5\. That isn't what was claimed, that's a book that included him, not a book
he published (as far as I am able to tell). It seems to be _very_ different
given that he did not make the effort to publish and the book even fails to
call him "Scott Alexander", making it hard to link them together.

2\. As point above says, the argument has become incongruent now that it
becomes clear he did not publish the book. And, again, there is much value to
not publishing a piece on how you are tied to fringe groups online even if
your full name was once connected to them in a print book.

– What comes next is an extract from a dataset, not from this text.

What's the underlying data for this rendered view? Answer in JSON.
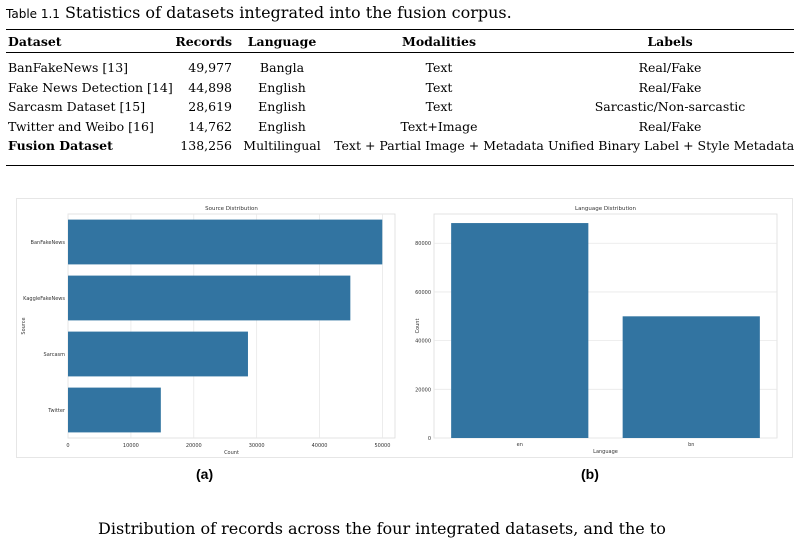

3\. This isn't a very fair assumption. You, and others, are calling what he
did bad because he knew what would happen, but aren't showing he knew ahead of
time. It is very easy to say you would have realized WWII would have started,
but even something that large would be outside the reach of most people's
predictors in the moment.

1\. I think _you_ are the one with a different definition, and I would also
note that the lack of the other side being published should speak to some
extent too. He showed his side, but you are taking the lack of evidence
against him as proof he did something wrong, which is not very sound.

4\. This attempt at universalization doesn't hold very well given that this
was not a reporter trying to cover the story with full honesty; his name was a
largely irrelevant detail. They could have named him "Big Bird" and the story
would have been the same but with no chance of controversy, since his identity
in his private life is not important to the story.

Thanks for the well-organized points, it makes replying a lot more sane.

------
skrebbel
This must also be why antivaxxers are so widespread. Does it mean nothing can
be done about it?

------
api
Someone needs to create a meme that will simultaneously offend everyone of
every conceivable belief system or political persuasion.

It would be the 2020 version of this:

[https://www.youtube.com/watch?v=FBWr1KtnRcI](https://www.youtube.com/watch?v=FBWr1KtnRcI)

Seems tough... maybe it's a job for deep learning?